Combien de fois avez-vous pris le train de votre vie ? Peut-être des centaines de fois ou simplement pour un aller-retour ? Le trajet vous a sûrement marqué. Le bruit de la gare, les destinations qui s’enchaînent sur un écran bleu, la foule qui s’agite dans les wagons et le paysage qui défile par la fenêtre.
Il y a quelque chose de beau avec les trains, quelque chose de nostalgique, de romantique. Le genre d’endroit où l’on croise des visages qui nous marquent. Celui des départs tristes et retrouvailles à la nuit tombée. Celui des chocolats chauds des distributeurs et des librairies populaires.
Aujourd’hui, au travers de trois œuvres, Triptyque vous propose de revenir sur ces voyages en solitaire et ces allers sans retour.
En 2003, le photographe et cinéaste français Bernard Plossu présente Train en Espagne, une photographie argentique en noir et blanc. Né au Vietnam, il consacre sa vie à la photographie plasticienne et de mode, faisant des voyages en train sa spécialité. Bernard Plossu raconte les paysages infinis et les rencontres éphémères au travers de mouvements et d’atmosphères figés dans le temps.

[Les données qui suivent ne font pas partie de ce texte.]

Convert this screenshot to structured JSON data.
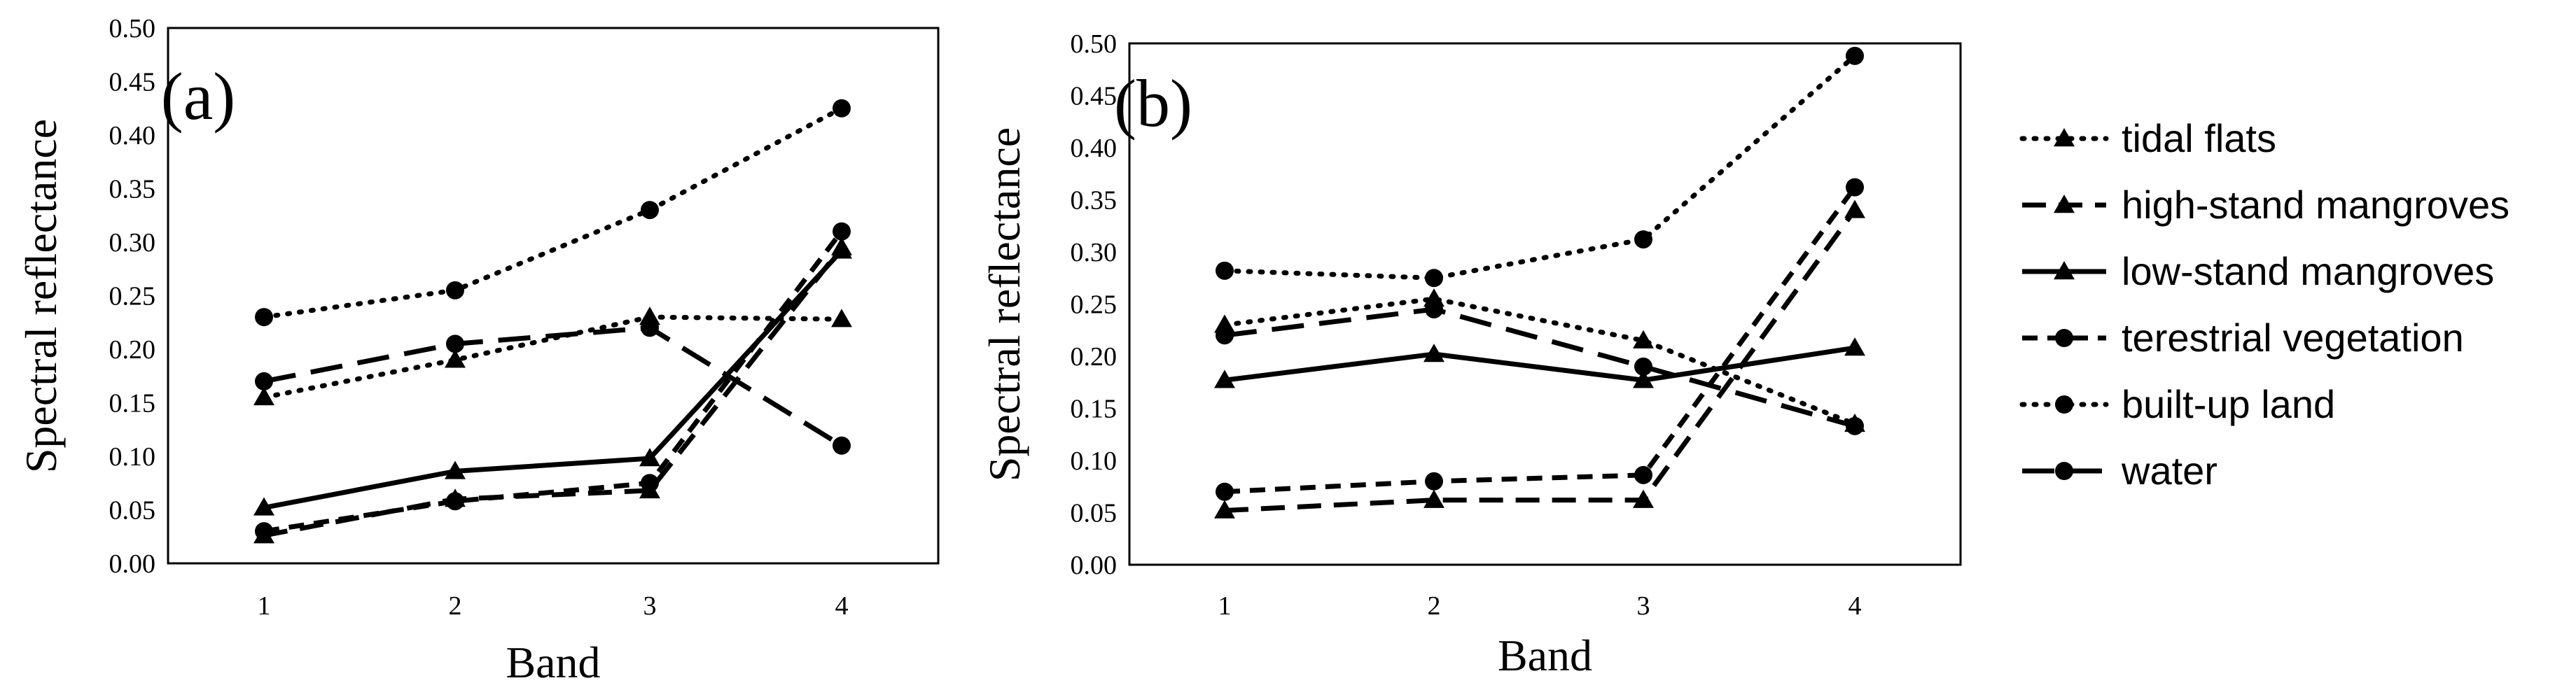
{
  "chart_data": [
    {
      "type": "line",
      "panel_label": "(a)",
      "xlabel": "Band",
      "ylabel": "Spectral reflectance",
      "categories": [
        "1",
        "2",
        "3",
        "4"
      ],
      "ylim": [
        0,
        0.5
      ],
      "yticks": [
        "0.00",
        "0.05",
        "0.10",
        "0.15",
        "0.20",
        "0.25",
        "0.30",
        "0.35",
        "0.40",
        "0.45",
        "0.50"
      ],
      "series": [
        {
          "name": "tidal flats",
          "values": [
            0.155,
            0.19,
            0.23,
            0.228
          ]
        },
        {
          "name": "high-stand mangroves",
          "values": [
            0.026,
            0.06,
            0.068,
            0.295
          ]
        },
        {
          "name": "low-stand mangroves",
          "values": [
            0.052,
            0.086,
            0.098,
            0.292
          ]
        },
        {
          "name": "terestrial vegetation",
          "values": [
            0.03,
            0.058,
            0.075,
            0.31
          ]
        },
        {
          "name": "built-up land",
          "values": [
            0.23,
            0.255,
            0.33,
            0.425
          ]
        },
        {
          "name": "water",
          "values": [
            0.17,
            0.205,
            0.22,
            0.11
          ]
        }
      ]
    },
    {
      "type": "line",
      "panel_label": "(b)",
      "xlabel": "Band",
      "ylabel": "Spectral reflectance",
      "categories": [
        "1",
        "2",
        "3",
        "4"
      ],
      "ylim": [
        0,
        0.5
      ],
      "yticks": [
        "0.00",
        "0.05",
        "0.10",
        "0.15",
        "0.20",
        "0.25",
        "0.30",
        "0.35",
        "0.40",
        "0.45",
        "0.50"
      ],
      "series": [
        {
          "name": "tidal flats",
          "values": [
            0.23,
            0.255,
            0.215,
            0.135
          ]
        },
        {
          "name": "high-stand mangroves",
          "values": [
            0.052,
            0.062,
            0.062,
            0.34
          ]
        },
        {
          "name": "low-stand mangroves",
          "values": [
            0.177,
            0.202,
            0.177,
            0.208
          ]
        },
        {
          "name": "terestrial vegetation",
          "values": [
            0.07,
            0.08,
            0.086,
            0.362
          ]
        },
        {
          "name": "built-up land",
          "values": [
            0.282,
            0.275,
            0.312,
            0.488
          ]
        },
        {
          "name": "water",
          "values": [
            0.22,
            0.245,
            0.19,
            0.133
          ]
        }
      ]
    }
  ],
  "legend": {
    "position": "right",
    "items": [
      {
        "name": "tidal flats",
        "style": "dotted",
        "marker": "triangle"
      },
      {
        "name": "high-stand mangroves",
        "style": "dashed",
        "marker": "triangle"
      },
      {
        "name": "low-stand mangroves",
        "style": "solid",
        "marker": "triangle"
      },
      {
        "name": "terestrial vegetation",
        "style": "short-dash",
        "marker": "circle"
      },
      {
        "name": "built-up land",
        "style": "dotted",
        "marker": "circle"
      },
      {
        "name": "water",
        "style": "long-dash",
        "marker": "circle"
      }
    ]
  },
  "colors": {
    "line": "#000000",
    "background": "#ffffff"
  }
}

“En photographie, on ne capture pas le temps, on l’évoque. Il coule comme du sable fin, sans fin, et les paysages qui changent n’y changent rien. […] J’aime la rapidité du train confrontée à la rapidité de la prise de vue, double vitesse, double intelligence nécessaire.” – Bernard Plossu
Train en Espagne, c’est la beauté d’un visage immobile, dans un wagon mobile, où rien ne s’y passe. Les valises sont en cuir. Fumer n’était déjà plus autorisé. Et la sensation d’être installé sur l’un des sièges de ce train, à contempler la vue, puis le petit écran accroché au plafond, puis de nouveau des arbres et des champs que l’on ne verra plus, ne s’évanouit jamais.

En 1912, le peintre et dessinateur français Albert Marquet peignait Rouen, quai de Paris depuis la fenêtre de sa chambre d’hôtel. Sur le tableau, il représente le Pont Boieldieu au-dessus de la Seine, un endroit de la ville qui semble l’avoir marqué. C’est un Rouen en pleine industrialisation et mondialisation qui se dessine au travers de constructions multiples, de chantiers et d’ouvriers qui s’animent sur le port.
Ciel nuageux et atmosphère calme, presque austère malgré la teinte rosée de la scène. Albert Marquet renouvelle l’idée du paysage urbain de l’époque, en jouant le contraste entre l’agitation des travailleurs et la quiétude de la scène, vue par le peintre de sa fenêtre.
Au premier plan se dessine la silhouette d’un train à vapeur, principal transport terrestre de marchandises à l’époque. C’est d’ailleurs ce dernier, et la calèche non loin de lui, qui témoignent de l’époque dans cette œuvre. Sans ces détails, la scène pourrait presque sembler d’actualité.

Considéré comme le premier film de l’histoire de la cinématographie et monument historique international, L’arrivée d’un train en gare de la Ciotat a été réalisé en 1895 par les cinéastes français Louis et Auguste Lumière. Cette séquence de cinquante secondes, en noir et blanc et sans bande son, met en scène l’arrivée d’un train en gare de la Ciotat, ville du Sud-Est de la France, et des voyageurs qui montent et descendent du train.
En 2015, le Youtubeur russe Denis Shiryaev utilise un algorithme d’intelligence artificielle pour restaurer l’image de l’arrivée du train, montant la résolution en qualité 4K et appliquant une vitesse de 60 images par seconde. La scène devient alors plus réaliste que dans la version originale car elle permet de recréer le mouvement des voyageurs à vitesse réelle, initialement filmé en 16 images par seconde. Considérée comme un miracle de technologie, la nouvelle version du premier film de l’histoire par Denis Shiryaev est visionnée plus de quatre millions de fois.